Hence the ATE from our potential outcomes notation is equivalent to the expectation of \(Y\) after intervening to fix \(X\) to 1 minus the expectation of \(Y\) after intervening to fix \(X\) to 0.

In symbols:

\[\begin{align*} ATE &= E[Y \vert do(X=1)] - E[Y \vert do(X=0)] \\ &= a+b - (c +d) \\ &= E[C_1] - E[C_0] \end{align*}\]

This shows how to construct a DAG that represents a binary treatment and outcome. It also shows that we get the same ATE when we express the intervention using potential outcomes or using a DAG. For this example at least, the DAG and potential outcomes are equivalent.

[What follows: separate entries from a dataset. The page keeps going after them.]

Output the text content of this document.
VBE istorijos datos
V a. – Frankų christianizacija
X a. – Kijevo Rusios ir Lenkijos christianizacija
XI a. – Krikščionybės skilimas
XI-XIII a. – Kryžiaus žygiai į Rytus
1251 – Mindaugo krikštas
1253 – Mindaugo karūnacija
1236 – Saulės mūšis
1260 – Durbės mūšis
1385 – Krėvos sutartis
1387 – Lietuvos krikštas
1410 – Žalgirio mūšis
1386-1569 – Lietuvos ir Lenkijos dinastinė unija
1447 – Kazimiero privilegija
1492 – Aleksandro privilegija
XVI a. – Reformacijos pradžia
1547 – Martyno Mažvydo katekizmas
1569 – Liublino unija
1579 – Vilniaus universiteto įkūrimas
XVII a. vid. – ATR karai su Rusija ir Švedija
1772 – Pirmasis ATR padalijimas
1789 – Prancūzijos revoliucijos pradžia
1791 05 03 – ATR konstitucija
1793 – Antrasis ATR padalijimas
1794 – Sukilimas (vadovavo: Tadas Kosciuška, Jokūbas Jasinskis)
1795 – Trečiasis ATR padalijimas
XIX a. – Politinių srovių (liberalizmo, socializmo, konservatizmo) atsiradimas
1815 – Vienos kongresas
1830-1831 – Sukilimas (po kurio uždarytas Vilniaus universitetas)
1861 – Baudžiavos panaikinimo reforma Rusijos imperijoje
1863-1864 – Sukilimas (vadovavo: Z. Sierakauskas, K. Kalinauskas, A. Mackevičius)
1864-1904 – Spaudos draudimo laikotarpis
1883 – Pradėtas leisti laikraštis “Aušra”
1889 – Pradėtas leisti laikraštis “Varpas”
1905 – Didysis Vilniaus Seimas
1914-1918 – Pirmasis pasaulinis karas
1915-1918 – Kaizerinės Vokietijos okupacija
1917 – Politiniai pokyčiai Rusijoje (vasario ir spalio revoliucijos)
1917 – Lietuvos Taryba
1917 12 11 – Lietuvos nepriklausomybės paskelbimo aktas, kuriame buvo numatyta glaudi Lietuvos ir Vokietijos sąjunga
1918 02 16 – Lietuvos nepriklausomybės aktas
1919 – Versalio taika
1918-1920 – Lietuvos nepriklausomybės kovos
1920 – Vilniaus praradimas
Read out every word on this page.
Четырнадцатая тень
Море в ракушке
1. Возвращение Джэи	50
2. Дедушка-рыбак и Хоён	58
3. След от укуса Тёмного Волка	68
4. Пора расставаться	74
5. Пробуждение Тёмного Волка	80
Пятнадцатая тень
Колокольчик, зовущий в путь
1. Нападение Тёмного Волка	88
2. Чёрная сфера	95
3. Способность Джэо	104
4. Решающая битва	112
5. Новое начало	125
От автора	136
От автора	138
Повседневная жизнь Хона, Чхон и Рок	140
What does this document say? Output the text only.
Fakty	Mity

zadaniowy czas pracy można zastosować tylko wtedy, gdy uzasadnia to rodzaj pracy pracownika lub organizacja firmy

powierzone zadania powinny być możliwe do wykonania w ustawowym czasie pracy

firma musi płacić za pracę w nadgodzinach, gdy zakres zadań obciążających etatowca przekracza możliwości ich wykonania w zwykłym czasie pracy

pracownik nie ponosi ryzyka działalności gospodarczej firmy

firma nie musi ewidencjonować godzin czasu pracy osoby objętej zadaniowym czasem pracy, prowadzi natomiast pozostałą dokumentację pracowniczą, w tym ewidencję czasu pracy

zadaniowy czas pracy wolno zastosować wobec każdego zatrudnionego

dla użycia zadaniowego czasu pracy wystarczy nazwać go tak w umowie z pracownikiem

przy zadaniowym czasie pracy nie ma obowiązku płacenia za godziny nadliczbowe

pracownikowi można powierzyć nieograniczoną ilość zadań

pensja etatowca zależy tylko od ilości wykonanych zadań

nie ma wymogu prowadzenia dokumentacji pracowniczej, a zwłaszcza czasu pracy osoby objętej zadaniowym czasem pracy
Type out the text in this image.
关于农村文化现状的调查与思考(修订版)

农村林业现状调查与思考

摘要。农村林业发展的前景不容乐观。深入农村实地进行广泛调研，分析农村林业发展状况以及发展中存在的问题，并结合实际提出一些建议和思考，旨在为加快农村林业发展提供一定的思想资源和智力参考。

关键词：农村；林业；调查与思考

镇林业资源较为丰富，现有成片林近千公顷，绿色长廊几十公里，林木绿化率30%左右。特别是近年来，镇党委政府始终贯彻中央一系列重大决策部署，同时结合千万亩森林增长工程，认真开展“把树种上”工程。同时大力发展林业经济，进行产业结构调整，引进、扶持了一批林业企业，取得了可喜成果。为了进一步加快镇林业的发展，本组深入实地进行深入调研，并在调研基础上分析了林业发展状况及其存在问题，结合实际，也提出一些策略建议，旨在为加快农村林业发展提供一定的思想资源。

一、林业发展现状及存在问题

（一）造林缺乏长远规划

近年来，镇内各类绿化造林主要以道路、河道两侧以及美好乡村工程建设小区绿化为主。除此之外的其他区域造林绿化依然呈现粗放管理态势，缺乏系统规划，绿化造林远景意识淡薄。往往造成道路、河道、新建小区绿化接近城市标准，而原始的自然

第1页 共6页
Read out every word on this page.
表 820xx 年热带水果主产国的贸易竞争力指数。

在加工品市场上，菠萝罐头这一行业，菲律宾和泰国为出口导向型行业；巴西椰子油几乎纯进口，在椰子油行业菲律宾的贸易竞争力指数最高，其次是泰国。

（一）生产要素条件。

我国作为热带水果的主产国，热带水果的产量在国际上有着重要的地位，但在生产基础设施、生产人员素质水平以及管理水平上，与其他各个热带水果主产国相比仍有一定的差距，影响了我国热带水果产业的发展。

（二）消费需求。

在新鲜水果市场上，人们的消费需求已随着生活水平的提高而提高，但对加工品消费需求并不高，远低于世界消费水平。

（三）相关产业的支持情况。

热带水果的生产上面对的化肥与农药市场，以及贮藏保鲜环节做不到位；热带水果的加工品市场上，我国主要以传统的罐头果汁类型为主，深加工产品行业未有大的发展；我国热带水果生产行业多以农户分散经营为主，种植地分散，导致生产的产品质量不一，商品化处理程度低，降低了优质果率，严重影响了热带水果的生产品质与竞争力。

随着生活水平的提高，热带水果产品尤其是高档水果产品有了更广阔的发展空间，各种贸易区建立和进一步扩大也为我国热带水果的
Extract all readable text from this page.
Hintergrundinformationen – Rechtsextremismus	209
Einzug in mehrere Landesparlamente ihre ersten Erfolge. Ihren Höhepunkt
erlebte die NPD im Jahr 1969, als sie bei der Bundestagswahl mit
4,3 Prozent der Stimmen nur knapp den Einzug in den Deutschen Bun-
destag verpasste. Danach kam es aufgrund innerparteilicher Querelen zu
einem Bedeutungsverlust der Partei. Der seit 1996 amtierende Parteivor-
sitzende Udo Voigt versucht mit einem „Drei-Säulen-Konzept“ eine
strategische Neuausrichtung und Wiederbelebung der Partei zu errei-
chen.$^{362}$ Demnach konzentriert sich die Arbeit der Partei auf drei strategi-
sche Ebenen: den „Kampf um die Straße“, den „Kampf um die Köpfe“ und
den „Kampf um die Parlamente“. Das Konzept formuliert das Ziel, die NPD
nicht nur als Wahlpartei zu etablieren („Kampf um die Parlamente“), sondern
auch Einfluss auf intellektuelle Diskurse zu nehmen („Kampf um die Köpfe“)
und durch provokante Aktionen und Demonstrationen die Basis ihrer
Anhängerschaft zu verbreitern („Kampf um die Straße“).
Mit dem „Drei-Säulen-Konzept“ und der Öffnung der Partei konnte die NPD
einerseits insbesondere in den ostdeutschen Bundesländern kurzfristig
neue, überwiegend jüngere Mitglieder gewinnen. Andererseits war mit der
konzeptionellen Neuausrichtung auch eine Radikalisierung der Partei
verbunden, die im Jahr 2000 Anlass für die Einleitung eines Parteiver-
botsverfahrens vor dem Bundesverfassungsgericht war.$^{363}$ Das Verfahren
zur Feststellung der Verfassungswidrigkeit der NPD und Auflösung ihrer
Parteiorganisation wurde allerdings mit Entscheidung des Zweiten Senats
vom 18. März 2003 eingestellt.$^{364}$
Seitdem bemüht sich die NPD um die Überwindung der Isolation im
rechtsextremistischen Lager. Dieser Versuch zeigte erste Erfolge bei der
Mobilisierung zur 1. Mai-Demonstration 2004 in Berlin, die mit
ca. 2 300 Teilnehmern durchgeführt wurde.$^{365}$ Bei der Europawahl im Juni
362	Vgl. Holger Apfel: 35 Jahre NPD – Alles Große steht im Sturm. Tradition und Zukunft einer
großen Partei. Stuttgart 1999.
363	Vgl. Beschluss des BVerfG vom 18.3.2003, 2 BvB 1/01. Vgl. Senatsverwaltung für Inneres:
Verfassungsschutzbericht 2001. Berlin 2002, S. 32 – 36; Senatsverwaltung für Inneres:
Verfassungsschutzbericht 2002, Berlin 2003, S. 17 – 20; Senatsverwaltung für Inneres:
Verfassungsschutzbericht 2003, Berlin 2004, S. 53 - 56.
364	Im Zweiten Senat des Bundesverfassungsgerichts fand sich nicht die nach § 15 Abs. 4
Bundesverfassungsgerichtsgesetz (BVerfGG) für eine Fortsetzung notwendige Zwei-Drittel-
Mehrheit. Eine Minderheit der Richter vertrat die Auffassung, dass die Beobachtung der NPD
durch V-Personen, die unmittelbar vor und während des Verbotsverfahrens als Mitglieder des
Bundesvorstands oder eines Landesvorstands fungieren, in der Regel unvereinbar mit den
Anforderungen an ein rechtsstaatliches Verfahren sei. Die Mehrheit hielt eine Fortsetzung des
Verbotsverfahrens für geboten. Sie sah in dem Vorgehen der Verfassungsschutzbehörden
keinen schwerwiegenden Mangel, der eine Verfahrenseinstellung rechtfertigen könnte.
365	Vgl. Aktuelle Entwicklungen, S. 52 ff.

To make this more concrete, we can imagine that \(Z\) reflects factors that govern how a person responds to a treatment. For example, if \(X\) is a medical intervention in an observational study then \(Z\) might be the factors which cause them to seek out the treatment, and which also cause the outcome. For example, to use Wasserman’s example, suppose healthy people take vitamin C. \(Z\) in the DAG might govern if a person is healthy (i.e., \(Y\)) and takes vitamin C (i.e., \(X\)). The effect of the intervention will be the same if expressed using potential outcomes or a DAG.

Thanks to Javier Burroni for pointing out some errors and suggesting better notation for the do intervention.